Journée internationale de l’éducation : Faire des établissements scolaires un lieu d’écoute et d’accompagnement pour les élèves victimes de violences sexuelles et sexistes.

Hier, le Haut Conseil à l’Égalité (HCE) a publié son rapport annuel 2023 sur l’état du sexisme en France. Force est de constater que malgré une parole plus libérée, le sexisme ne recule pas ; pire encore, les manifestations d’actes sexistes s’aggravent, signe d’un blacklash antiféministe, 5 ans après MeToo. D’après l’étude menée, les plus jeunes générations sont particulièrement touchées : 23% des hommes de 25-34 ans déclarent qu’il faut parfois être violent pour se faire respecter, soit 1 homme sur 4. La perception d’une inégalité liée au genre s’est aussi énormément creusée dans les établissements scolaires. Au vu de cet état des lieux alarmant, ce rapport sera remis demain, mercredi 25 janvier, au président de la République afin de soumettre un plan d’urgence de lutte contre le sexisme. Selon Sylvie Pierre-Brossolette, présidente du HCE, il est primordial de combattre le sexisme à sa racine, et de ce fait, en parlant aux plus jeunes. `

Le rôle de l’école dans l’éducation et la sécurité de ses élèves 

En ce 24 janvier 2023, nous fêtons la Journée Internationale de l’Éducation. Inscrit dans la Déclaration des Droits de l’Homme et du Citoyen, le droit à l’éducation est, par définition, un droit humain. Si l’école dispense d’une éducation académique aux élèves, il s’agit également du premier lieu de socialisation pour l’enfant, en dehors de ses parents. Au sein de son établissement scolaire, l’enfant apprend à vivre en communauté, et à développer son individualité. L’école joue ainsi un rôle prépondérant dans l’éducation et la construction de l’enfant et de l’adolescent. 
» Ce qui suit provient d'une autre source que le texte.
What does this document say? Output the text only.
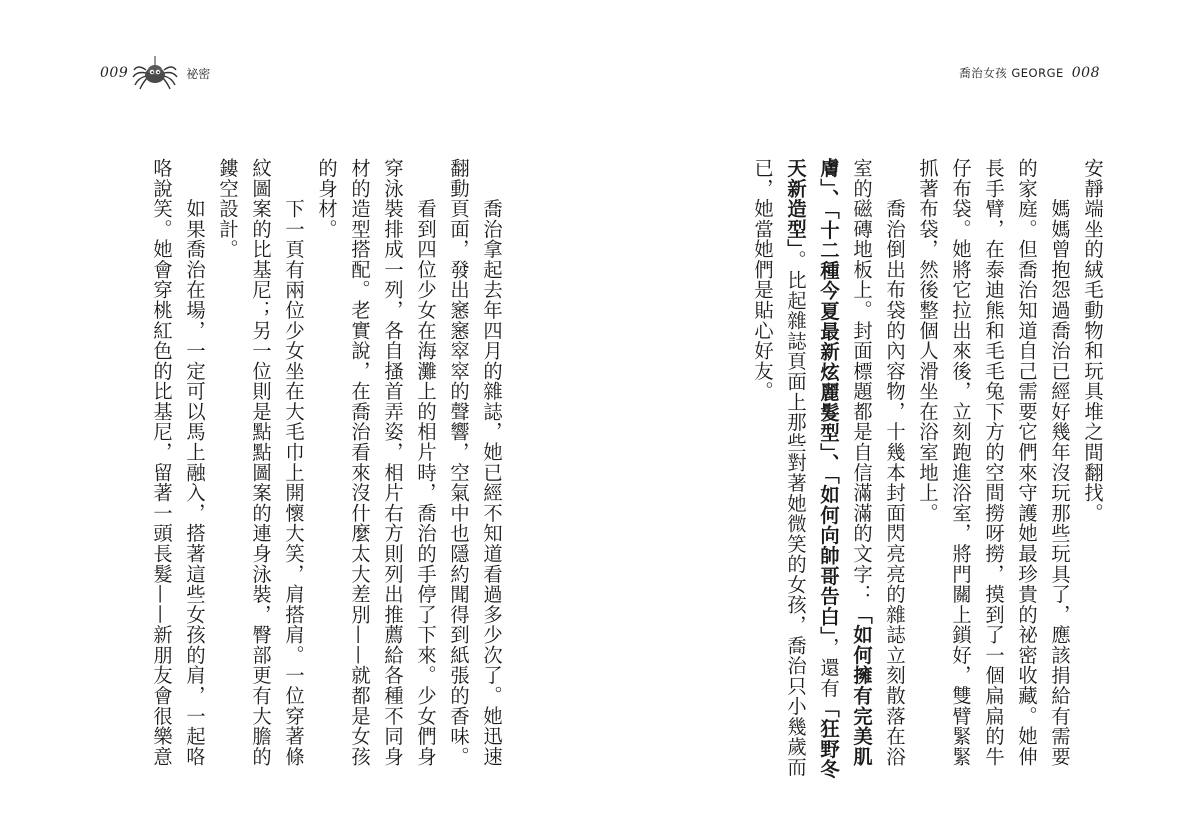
009	祕密
　　喬治拿起去年四月的雜誌，她已經不知道看過多少次了。她迅速
翻動頁面，發出窸窸窣窣的聲響，空氣中也隱約聞得到紙張的香味。
　　看到四位少女在海灘上的相片時，喬治的手停了下來。少女們身
穿泳裝排成一列，各自搔首弄姿，相片右方則列出推薦給各種不同身
材的造型搭配。老實說，在喬治看來沒什麼太大差別——就都是女孩
的身材。
　　下一頁有兩位少女坐在大毛巾上開懷大笑，肩搭肩。一位穿著條
紋圖案的比基尼；另一位則是點點圖案的連身泳裝，臀部更有大膽的
鏤空設計。
　　如果喬治在場，一定可以馬上融入，搭著這些女孩的肩，一起咯
咯說笑。她會穿桃紅色的比基尼，留著一頭長髮——新朋友會很樂意
喬治女孩 GEORGE 008
安靜端坐的絨毛動物和玩具堆之間翻找。
　　媽媽曾抱怨過喬治已經好幾年沒玩那些玩具了，應該捐給有需要
的家庭。但喬治知道自己需要它們來守護她最珍貴的祕密收藏。她伸
長手臂，在泰迪熊和毛毛兔下方的空間撈呀撈，摸到了一個扁扁的牛
仔布袋。她將它拉出來後，立刻跑進浴室，將門關上鎖好，雙臂緊緊
抓著布袋，然後整個人滑坐在浴室地上。
　　喬治倒出布袋的內容物，十幾本封面閃亮亮的雜誌立刻散落在浴
室的磁磚地板上。封面標題都是自信滿滿的文字：「如何擁有完美肌
膚」、「十二種今夏最新炫麗髮型」、「如何向帥哥告白」，還有「狂野冬
天新造型」。比起雜誌頁面上那些對著她微笑的女孩，喬治只小幾歲而
已，她當她們是貼心好友。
Selon l’article 19 de la Convention Internationale des Droits de l’Enfant (CIDE), l’école se doit de protéger les enfants contre toute forme de violence, y compris sexuelle, tant qu’il est sous la garde de ses parents ou d’un.e tuteur.ice légal.e. 

Afin de respecter ses responsabilités envers les élèves, elle se doit donc d’être un lieu où ces dernier.e.s puissent se sentir écouté.e.s et soutenu.e.s en cas de violences aussi bien internes qu’externes (relations intra-familiales entre autres). 

Mais est-ce toujours le cas ? 

Plus de la moitié des violences sexuelles sont commises sur des mineur.e.s 

D’après une enquête menée en 2019, sur le nombre de victimes de violences sexuelles recensé, 55% étaient mineures au moment des faits (dont 80% sont des femmes). Ces agressions, allant de remarques sexistes, attouchements ou rapports imposés, sont souvent commises par un proche de la victime et sont de ce fait liées aux divers milieux de socialisation. Pour un.e mineur.e de moins de 18 ans, les principaux lieux de socialisation s’avèrent être son établissement scolaire et sa sphère familiale.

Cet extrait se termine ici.